By Laura Brook
Back in my late teens I had not really considered that a career in conservation might involve ploughing through endless documents and highlighting the importance of specific words in local planning policies. Over 20 years later and that is exactly what I find myself doing to help ensure we strike a balance between development and our environment.
At Sussex Wildlife Trust we engage with the strategic planning process, which is how all the local councils deal with planning for the longer term, say the next 15 to 20 years. In order to do this they produce Local Plans that set out how much housing and employment space is required in their district or borough. There are policies within the plans that are used to decide planning applications and plan for other infrastructure needs, and this approach is called a plan-led system. We’re supportive of a plan-led system because – if done properly - it allows us to ensure that biodiversity can be embedded at the heart of communities, and that local planning authorities are not flooded with planning applications against which the impacts on biodiversity and our environment are not considered.
As a Wildlife Trust, we expect Local Plans to be based on up-to-date environmental information so that areas can be identified for development without compromising the very resources a community needs for a healthy, functioning environment. We also look closely at policies relating to biodiversity to make sure they are ambitious and meet the now-clear requirement to deliver net gains to biodiversity – in other words, to make sure that development gives back more than it takes away from nature.
However, what we expect and what is often on the table can be very different things. We actively engage with local councils throughout the production of their Local Plans – which can be a very long process - so we can keep reminding them how important their plans and policies are for their district’s/borough’s/county’s /country’s biodiversity.
The Local Plan process includes several rounds of consultation, where statutory bodies (such as Natural England and the Environment Agency) and members of the public have the opportunity to submit written comments on the information presented in the plan and the evidence that supports it. This consultation culminates in the plan being submitted to a government planning inspector and going through a formal process called an Examination in Public. The Examination enables the planning inspector to consider the plan in more detail and ask specific questions about all aspects of the plan to ensure it meets the test of ‘soundness’. Public bodies and individuals are then able to respond to these questions, either through written representations or being present in person at the Examination to join in the discussion and, if needed, make their case to propose changes to the Plan.
The last two months have been exceptionally busy for the Trust’s Conservation Policy department as we have seen a flurry of Local Plans here in Sussex go to Examination in Public. This has been driven by an update to the National Planning Policy Framework, which saw a flurry of local authorities rush to submit their Local Plans before the end of January so they could be examined under the requirements of the old 2012 Framework.

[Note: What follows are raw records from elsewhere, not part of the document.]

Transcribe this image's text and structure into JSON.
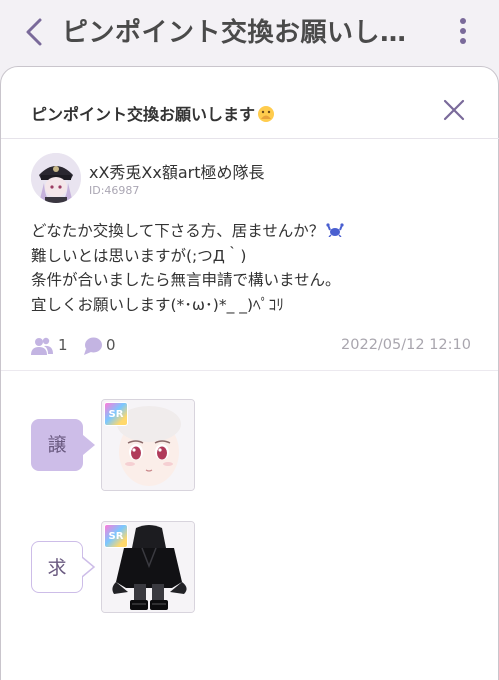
{
  "header": {
    "title": "ピンポイント交換お願いし…"
  },
  "dialog": {
    "title": "ピンポイント交換お願いします"
  },
  "user": {
    "name": "xX秀兎Xx額art極め隊長",
    "id": "ID:46987"
  },
  "post": {
    "line1": "どなたか交換して下さる方、居ませんか？",
    "line2": "難しいとは思いますが(;つД｀)",
    "line3": "条件が合いましたら無言申請で構いません。",
    "line4": "宜しくお願いします(*･ω･)*_ _)ﾍﾟｺﾘ"
  },
  "stats": {
    "participants": "1",
    "comments": "0",
    "datetime": "2022/05/12 12:10"
  },
  "trade": {
    "give_label": "譲",
    "want_label": "求",
    "give_item": {
      "rarity": "SR"
    },
    "want_item": {
      "rarity": "SR"
    }
  },
  "colors": {
    "accent": "#cdbde8",
    "accent_text": "#6a5a80",
    "icon": "#c3b4e2"
  },
  "icons": [
    "back-chevron-icon",
    "more-vertical-icon",
    "close-icon",
    "people-icon",
    "comment-icon",
    "crying-emoji-icon",
    "crab-emoji-icon"
  ]
}
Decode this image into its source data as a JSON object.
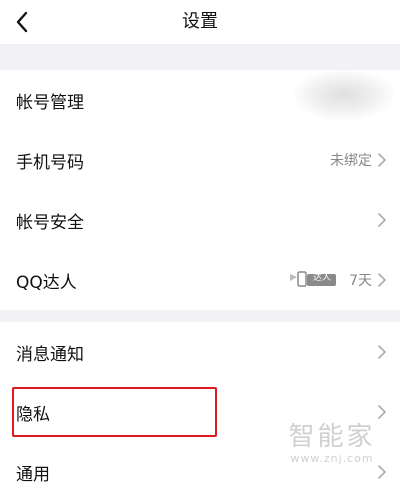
{
  "header": {
    "title": "设置"
  },
  "rows": [
    {
      "label": "帐号管理",
      "value": ""
    },
    {
      "label": "手机号码",
      "value": "未绑定"
    },
    {
      "label": "帐号安全",
      "value": ""
    },
    {
      "label": "QQ达人",
      "badge": "达人",
      "value": "7天"
    },
    {
      "label": "消息通知",
      "value": ""
    },
    {
      "label": "隐私",
      "value": ""
    },
    {
      "label": "通用",
      "value": ""
    }
  ],
  "watermark": {
    "brand": "智能家",
    "url": "www.znj.com"
  },
  "colors": {
    "background": "#f2f2f6",
    "row": "#ffffff",
    "highlight": "#e0191e",
    "secondary_text": "#888888"
  }
}
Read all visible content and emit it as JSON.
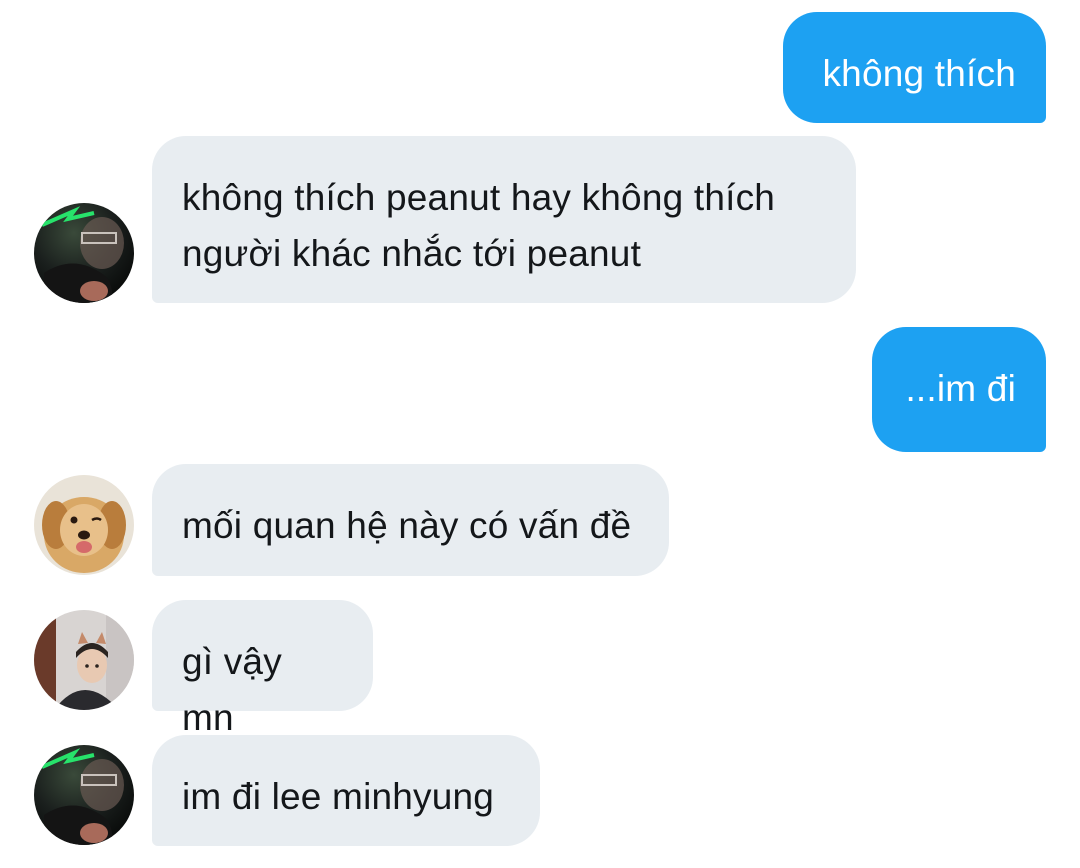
{
  "messages": [
    {
      "id": "m1",
      "direction": "sent",
      "text": "không thích"
    },
    {
      "id": "m2",
      "direction": "received",
      "avatar": "dark-green-light-avatar",
      "lines": [
        "không thích peanut hay không thích",
        "người khác nhắc tới peanut"
      ]
    },
    {
      "id": "m3",
      "direction": "sent",
      "text": "...im đi"
    },
    {
      "id": "m4",
      "direction": "received",
      "avatar": "golden-retriever-puppy-avatar",
      "text": "mối quan hệ này có vấn đề"
    },
    {
      "id": "m5",
      "direction": "received",
      "avatar": "boy-with-cat-ears-avatar",
      "text": "gì vậy mn"
    },
    {
      "id": "m6",
      "direction": "received",
      "avatar": "dark-green-light-avatar",
      "text": "im đi lee minhyung"
    }
  ],
  "colors": {
    "sent_bubble": "#1da1f2",
    "received_bubble": "#e8edf1",
    "sent_text": "#ffffff",
    "received_text": "#14171a"
  }
}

In April and May we have attended the Lewes, Rother and Wealden Local Plan Examinations, meaning we’ve had to produce a stack of written statements, each dictated by strict word limits and deadlines. If the inspector provides an opportunity to discuss the environmental aspects of a Local Plan then we want to be there to make sure we push for the best possible outcome and put forward our position to ensure the polices for biodiversity are robust and deliverable. This means making sure biodiversity policies deliver net gains for biodiversity and require planning applications to be based on up-to-date information. We push for internationally, nationally and local designated sites such as Local Wildlife Site to be protected and enhanced. Alongside all of these factors is the importance of habitat connectivity in decision-making and how this has to flourish in both urban and rural areas.
Although the latest Examinations are now almost over, this will not be the end of the story. The inspector will make a decision about each Plan and, depending on the matters raised, they may suggest a number of modifications before the Plan can be adopted and formally used.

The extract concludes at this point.